The overall ratio of TH/PH tracks (all particles) decreases with centrality (by about  2% ) and is still smaller for plasma events. Again we see that the ratio calculated for Hijing HBT events coincides with that obtained for Hijing central. Comparing the TH/PH ratios for central Hijing and Venus events we observe significantly smaller (~6%) value for Venus data.

Alternatively one can study the ratio of all tracks with hits to all primaries, TH/P, which accounts for the acceptance losses.  From the Table below one can see that the TH/P ratios behave similarly to the TH/PH ones, although the absolute values are different.
 
 

3. The reconstructed overall multiplicities
 
The observed above differences should be reflected in the reconstructed total multiplicities. However one has to keep in mind that the present reconstruction code was tuned to central Hijet events and that so far we have neglected possible differences in the average energy deposited per particle. Except of inclusive and semi-central events the reconstruction underestimates total event multiplicities (see Table V), especially for the data samples having different shapes of the dN/deta distributions (plasma events). A large discrepancy is observed between generated and reconstructed multiplicities for Venus events. The relative amount of this underestimation (for plasma 15%, plasma 30% and Venus central with respect to the Hijing central) can  be, at least partially explained by the observed differences in TH/P ratios (the reconstruction uses larger value for this correction therefore gives smaller multiplicities). One can expect that tuning the reconstruction code to e.g. Venus central events we  would obtain overestimated total multiplicities for real data if they would look like central Hijing  events.
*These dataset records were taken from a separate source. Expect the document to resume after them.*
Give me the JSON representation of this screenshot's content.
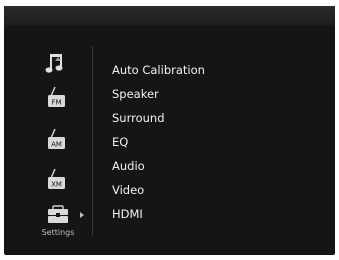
{
  "sidebar": {
    "icons": [
      {
        "name": "music-note-icon"
      },
      {
        "name": "fm-radio-icon",
        "badge": "FM"
      },
      {
        "name": "am-radio-icon",
        "badge": "AM"
      },
      {
        "name": "xm-radio-icon",
        "badge": "XM"
      }
    ],
    "settings_label": "Settings"
  },
  "menu": {
    "items": [
      {
        "label": "Auto Calibration"
      },
      {
        "label": "Speaker"
      },
      {
        "label": "Surround"
      },
      {
        "label": "EQ"
      },
      {
        "label": "Audio"
      },
      {
        "label": "Video"
      },
      {
        "label": "HDMI"
      }
    ]
  },
  "colors": {
    "background": "#151515",
    "text": "#f2f2f2",
    "icon": "#d9d9d9"
  }
}
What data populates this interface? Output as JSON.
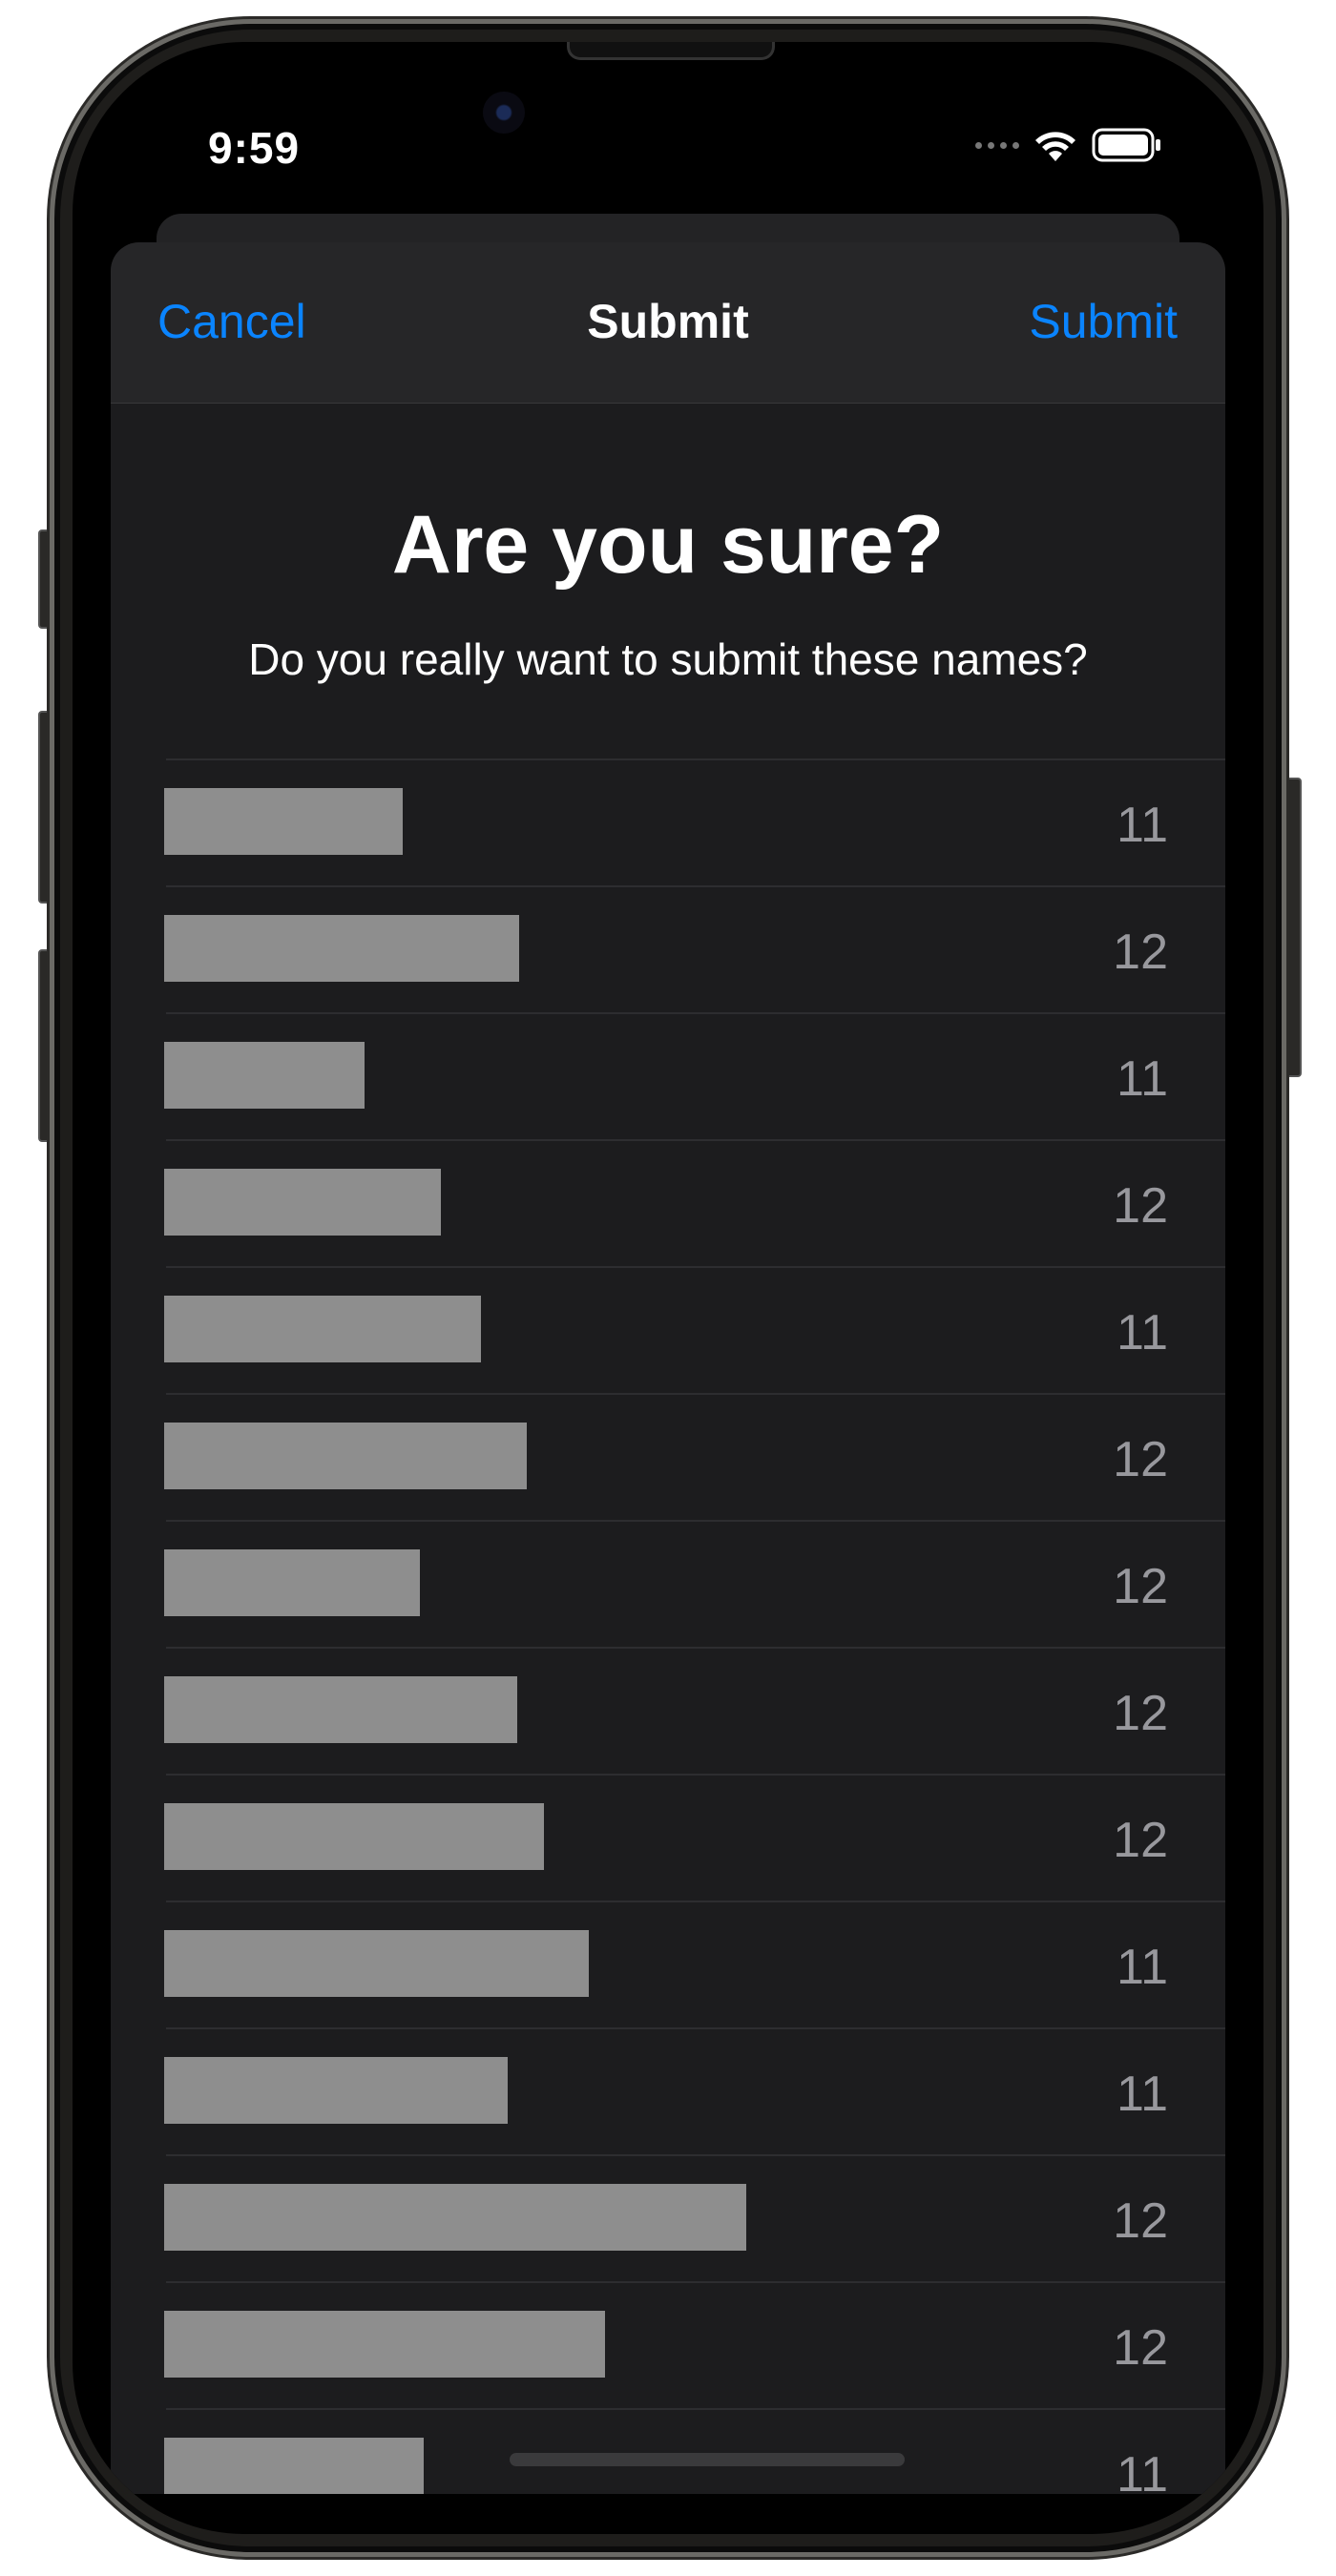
{
  "status_bar": {
    "time": "9:59",
    "icons": [
      "cellular-dots-icon",
      "wifi-icon",
      "battery-icon"
    ]
  },
  "nav": {
    "cancel_label": "Cancel",
    "title": "Submit",
    "submit_label": "Submit"
  },
  "dialog": {
    "heading": "Are you sure?",
    "message": "Do you really want to submit these names?"
  },
  "names": [
    {
      "name": "[redacted]",
      "count": "11"
    },
    {
      "name": "[redacted]",
      "count": "12"
    },
    {
      "name": "[redacted]",
      "count": "11"
    },
    {
      "name": "[redacted]",
      "count": "12"
    },
    {
      "name": "[redacted]",
      "count": "11"
    },
    {
      "name": "[redacted]",
      "count": "12"
    },
    {
      "name": "[redacted]",
      "count": "12"
    },
    {
      "name": "[redacted]",
      "count": "12"
    },
    {
      "name": "[redacted]",
      "count": "12"
    },
    {
      "name": "[redacted]",
      "count": "11"
    },
    {
      "name": "[redacted]",
      "count": "11"
    },
    {
      "name": "[redacted]",
      "count": "12"
    },
    {
      "name": "[redacted]",
      "count": "12"
    },
    {
      "name": "[redacted]",
      "count": "11"
    }
  ],
  "colors": {
    "accent": "#0a84ff",
    "sheet_background": "#1c1c1e",
    "nav_background": "#262628",
    "redaction": "#8e8e8e",
    "secondary_text": "#98989d"
  }
}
We are of course interested in reproducing the single particle distributions in eta and phi. The limited statistics of the investigated data samples allows only for the study of eta dependence in delta_eta windows of  2 eta units wide. The results of this study are presented below.

The first 4 figures show fractions of particles with respect to all TH tracks (Fig.2a),  average momenta per particle (Fig.2b) and ratios of the TH/PH tracks and TH/P (Fig.2d) as a function of pseudorapidity  calculated for Hijing inclusive, semi-central and central data samples.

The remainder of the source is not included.